MATLAB: Solving set of 5 non-linear simultaneous equations using fsolve

fsolvesimultaneous

Hi all, I've been trying to use matlab's fsolve function to solve a fluid pipe problem where I have narrowed down the unknown variables into 5. I have run into the error that 'fsolve stopped because it exceeded the function evaluation limit' and gives me complex answers. Can anyone see something wrong with the code itself?
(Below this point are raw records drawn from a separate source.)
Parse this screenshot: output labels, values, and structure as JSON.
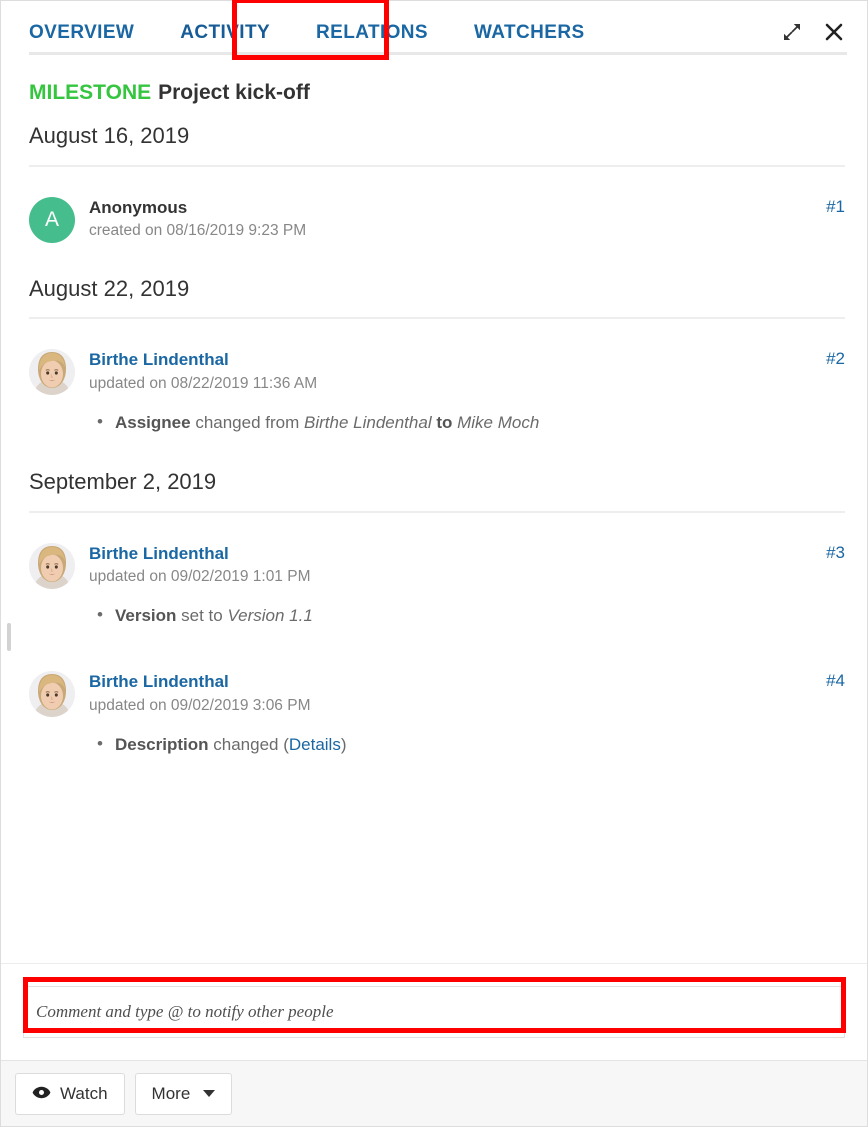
{
  "header": {
    "tabs": [
      {
        "label": "OVERVIEW",
        "active": false
      },
      {
        "label": "ACTIVITY",
        "active": true
      },
      {
        "label": "RELATIONS",
        "active": false
      },
      {
        "label": "WATCHERS",
        "active": false
      }
    ],
    "expand_icon": "expand-diagonal-arrows-icon",
    "close_icon": "close-x-icon"
  },
  "work_package": {
    "type": "MILESTONE",
    "type_color": "#35c53f",
    "subject": "Project kick-off"
  },
  "groups": [
    {
      "date": "August 16, 2019",
      "entries": [
        {
          "avatar_kind": "initials",
          "avatar_initial": "A",
          "avatar_color": "#46bd8c",
          "user": "Anonymous",
          "user_is_link": false,
          "time": "created on 08/16/2019 9:23 PM",
          "number": "#1",
          "details": []
        }
      ]
    },
    {
      "date": "August 22, 2019",
      "entries": [
        {
          "avatar_kind": "photo",
          "user": "Birthe Lindenthal",
          "user_is_link": true,
          "time": "updated on 08/22/2019 11:36 AM",
          "number": "#2",
          "details": [
            {
              "parts": [
                {
                  "text": "Assignee",
                  "style": "bold"
                },
                {
                  "text": " changed from ",
                  "style": "plain"
                },
                {
                  "text": "Birthe Lindenthal",
                  "style": "italic"
                },
                {
                  "text": " ",
                  "style": "plain"
                },
                {
                  "text": "to",
                  "style": "bold"
                },
                {
                  "text": " ",
                  "style": "plain"
                },
                {
                  "text": "Mike Moch",
                  "style": "italic"
                }
              ]
            }
          ]
        }
      ]
    },
    {
      "date": "September 2, 2019",
      "entries": [
        {
          "avatar_kind": "photo",
          "user": "Birthe Lindenthal",
          "user_is_link": true,
          "time": "updated on 09/02/2019 1:01 PM",
          "number": "#3",
          "details": [
            {
              "parts": [
                {
                  "text": "Version",
                  "style": "bold"
                },
                {
                  "text": " set to ",
                  "style": "plain"
                },
                {
                  "text": "Version 1.1",
                  "style": "italic"
                }
              ]
            }
          ]
        },
        {
          "avatar_kind": "photo",
          "user": "Birthe Lindenthal",
          "user_is_link": true,
          "time": "updated on 09/02/2019 3:06 PM",
          "number": "#4",
          "details": [
            {
              "parts": [
                {
                  "text": "Description",
                  "style": "bold"
                },
                {
                  "text": " changed (",
                  "style": "plain"
                },
                {
                  "text": "Details",
                  "style": "link"
                },
                {
                  "text": ")",
                  "style": "plain"
                }
              ]
            }
          ]
        }
      ]
    }
  ],
  "comment": {
    "placeholder": "Comment and type @ to notify other people",
    "value": ""
  },
  "footer": {
    "watch_label": "Watch",
    "watch_icon": "eye-icon",
    "more_label": "More",
    "more_icon": "caret-down-icon"
  },
  "annotations": {
    "color": "#ff0000",
    "targets": [
      "tab-activity",
      "comment-input"
    ]
  }
}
Assuming equations are right?
I have used a function handle, and called it in another script. (I do not have much programming background in advance)
function F=fluidssolver(X)
dV = X(1);
V1 = X(2);
f1 = X(3);
f2 = X(4);
f3 = X(5);
rho = 999.1;
mu = 1.138 * 10^-3;
g = 9.81;
Za = 2.1;
Zb = 9.1;
L1 = 25.1;
L2 = 25.1;
L3 = 25.1;
D1 = 3/100;
D2 = 4/100;
D3 = 5/100;
n = 0.68;
dW = 8000;
epsilon = 0;
A1 = pi*D1^2*0.25;
A2 = pi*D2^2*0.25;
A3 = pi*D3^2*0.25;
Re1 = (rho*V1*D1)/mu;
V2 = sqrt((f1*L1*D2)/(f2*L2*D1))*V1;
V3 = sqrt((f1*L1*D3)/(f3*L3*D1))*V1;
Re2 = (rho*V2*D2)/mu;
Re3 = (rho*V3*D3)/mu;
F(1) = dW*n - rho * g * dV * ((Zb-Za) + f1 * (L1/D1) * (V1^2/(2*g))) ;
F(2) = 1/(sqrt(f1)) + 2 * log10 (((epsilon/D1)/3.7) + (2.51/((Re1*sqrt(f1)))));
F(3) = 1/(sqrt(f2)) + 2 * log10 (((epsilon/D2)/3.7) + (2.51/((Re2*sqrt(f2)))));
F(4) = 1/(sqrt(f2)) + 2 * log10 (((epsilon/D3)/3.7) + (2.51/((Re3*sqrt(f3)))));
F(5) = dV - V1*A1 - V2*A2 - V3*A3;
% F(5) = dV - V1*A1 - (sqrt((V1*f1*L1*D2)/f2*L2*D1) * V1)*A2 - (sqrt((V1*f1*L1*D3)/f3*L3*D1) * V1)*A3
end
and as for the function, I have initial guesses in the following different script:
fun = @fluidssolver
fsolve(fun,[0.5, 5, 0.12, 0.12, 0.12])

Best Answer

Hi, Anahita, if you don't want complex answers, then there are problems in your eauqtions, here taking second equation as an example:
1/(sqrt(f1)) + 2 * log(((epsilon/D1)/3.7) + (2.51/((Re1*sqrt(f1)))))=0
the above equation can simpliy written as:
1/(sqrt(f1)) + 2 * log(s)=0
where s=((epsilon/D1)/3.7) + (2.51/((Re1*sqrt(f1))))
it is:
1/(sqrt(f1)) = -2 * log(s)
obviously, both "1/(sqrt(f1))" and "2 * log(s)" are impossible to be negetive values, this would make the equation untenable.
Same problems for your third and fourth equations。